Ralph nunca me obsequia alhajas.
—No se puede tener todo, querida —dijo Ralph.
—Es lo más hermoso que jamás he visto —dijo la señora Godfrey con suavidad; le
pasaron el brazalete y ella lo volvió a abrochar en la muñeca de Frances.
—¿Viste alguna de las obras nuevas? —le preguntó Priscilla a su hermana.
—Este año no fuimos mucho al teatro —dijo Frances—. Hace dos noches fuimos al Stork
Club. Estábamos sentados al lado de Luise Rainer.
—¿Cómo es, en persona? —le preguntó Priscilla a Frank.
—Yo no la vi —dijo él. Para entonces ya estaban servidos los platos de todos. Los Godfrey
comían industriosamente y sin mucha charla. El silencio, solo interrumpido por los ruidos de
la loza y la plata, se prolongó hasta que el señor Godfrey volvió a pararse ante el asado,
blandiendo los instrumentos para trinchar.
—¿Vas a comer un poco más de carne, Frances?
—Ay, no, papi, gracias. No puedo comer nada más.
—¿Comerán un poco más de carne? ¿Frank? ¿Madre?...

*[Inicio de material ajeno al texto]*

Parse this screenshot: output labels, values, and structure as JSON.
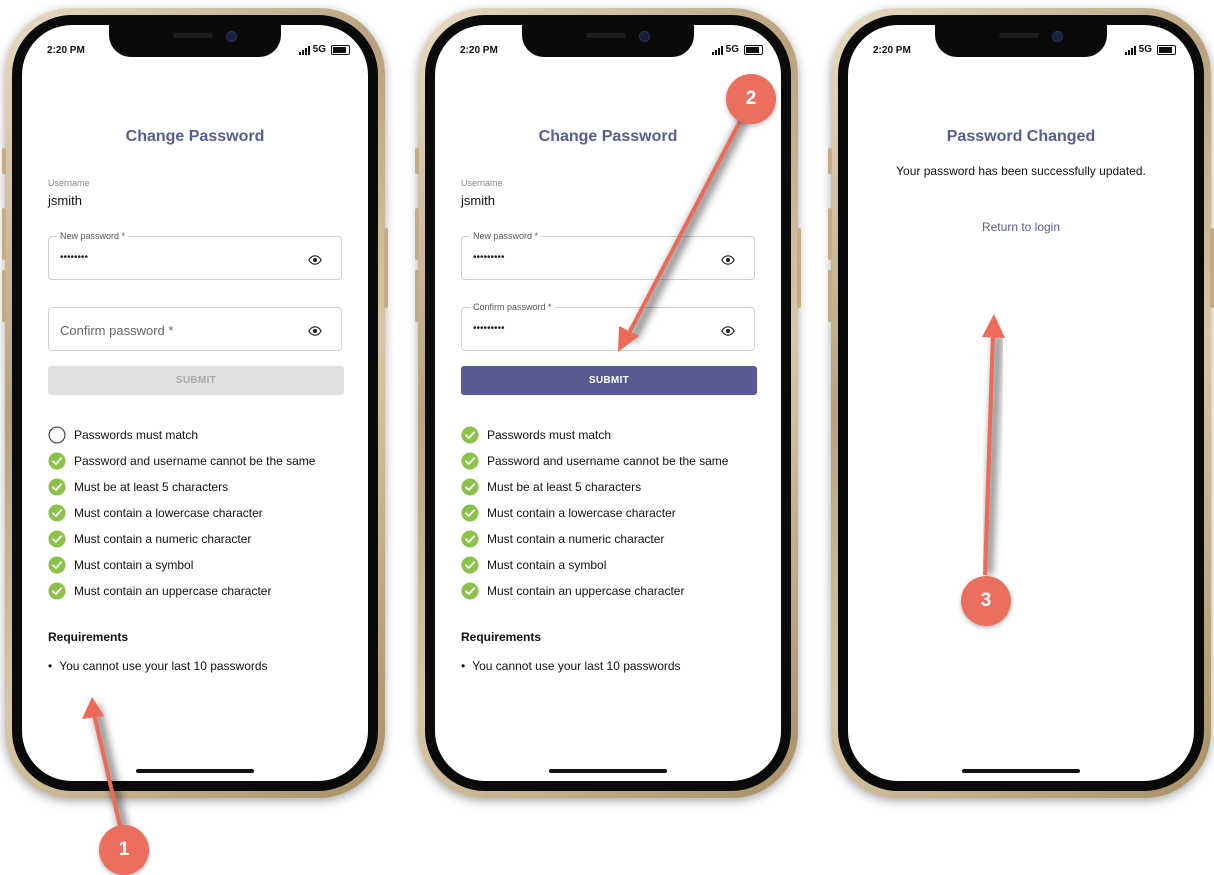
{
  "status": {
    "time": "2:20 PM",
    "network": "5G"
  },
  "phones": [
    {
      "title": "Change Password",
      "username_label": "Username",
      "username": "jsmith",
      "new_password_label": "New password *",
      "new_password_value": "••••••••",
      "confirm_placeholder": "Confirm password *",
      "submit_label": "SUBMIT",
      "rules": [
        {
          "text": "Passwords must match",
          "met": false
        },
        {
          "text": "Password and username cannot be the same",
          "met": true
        },
        {
          "text": "Must be at least 5 characters",
          "met": true
        },
        {
          "text": "Must contain a lowercase character",
          "met": true
        },
        {
          "text": "Must contain a numeric character",
          "met": true
        },
        {
          "text": "Must contain a symbol",
          "met": true
        },
        {
          "text": "Must contain an uppercase character",
          "met": true
        }
      ],
      "requirements_title": "Requirements",
      "requirements": [
        "You cannot use your last 10 passwords"
      ]
    },
    {
      "title": "Change Password",
      "username_label": "Username",
      "username": "jsmith",
      "new_password_label": "New password *",
      "new_password_value": "•••••••••",
      "confirm_label": "Confirm password *",
      "confirm_value": "•••••••••",
      "submit_label": "SUBMIT",
      "rules": [
        {
          "text": "Passwords must match",
          "met": true
        },
        {
          "text": "Password and username cannot be the same",
          "met": true
        },
        {
          "text": "Must be at least 5 characters",
          "met": true
        },
        {
          "text": "Must contain a lowercase character",
          "met": true
        },
        {
          "text": "Must contain a numeric character",
          "met": true
        },
        {
          "text": "Must contain a symbol",
          "met": true
        },
        {
          "text": "Must contain an uppercase character",
          "met": true
        }
      ],
      "requirements_title": "Requirements",
      "requirements": [
        "You cannot use your last 10 passwords"
      ]
    },
    {
      "title": "Password Changed",
      "message": "Your password has been successfully updated.",
      "return_link": "Return to login"
    }
  ],
  "annotations": {
    "step1": "1",
    "step2": "2",
    "step3": "3"
  },
  "colors": {
    "accent": "#575b91",
    "check": "#8bc34a",
    "badge": "#ea6f5f",
    "arrow": "#ec6a58"
  }
}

No se demoraron demasiado con los postres, y tan pronto como apagaron los cigarrillos
en sus pocillos de café se encaminaron otra vez al living. Ralph devolvió los almohadones del
sofá sobre los que se había sentado su hija, y el señor Godfrey repuso la silla en su sitio. La
señora Godfrey tomó el brazo de Frank, cuando este estaba saliendo del comedor, y lo
retuvo un momento.
—¿Cómo estás, querido? —preguntó.
—Bien.
—Tienes un aire de preocupación.
—No puedo imaginar por qué.
—A Frances se la ve terriblemente bien. Cuidas tan bien de ella, Frank.
Mientras entraba en el living, dijo:
—Priscilla, es hora de un poco de música.
Como resultado de esa clase de tardes, Frank asociaría a Chopin con la indigestión por el
resto de su vida; pero en aquel momento la música le resultó agradable, un alivio
inesperado. La señora Godfrey observaba a Priscilla con una media sonrisa en la cara. El
señor Godfrey sonreía, también, ante la evidencia de las ventajas que había estado en
condiciones de ofrecer a sus hijas. Ralph escuchaba atentamente, mirando de cuando en
cuando en dirección a Jeannette para asegurarse de que estuviese tranquila. Frances miraba
la alfombra y el reloj.
Excedidos de comida, de trabajo, del peso de sus vidas, se sentaban rígidamente en sus
sillas incómodas como si la música fuese alguna especie de prisión. En la pesadez de la
atmósfera, el calor y los olores de la cocina, los arpegios parecían increíblemente ligeros y
ascendentes, y dado que Frank suponía que Chopin era francés, en ese momento se acordó
de una mañana al comienzo del verano, cinco años atrás, cuando él y Frances paseaban por
Avignon en bicicleta y unos soldados le gritaron: “Hé, la blonde, hé la blonde…”.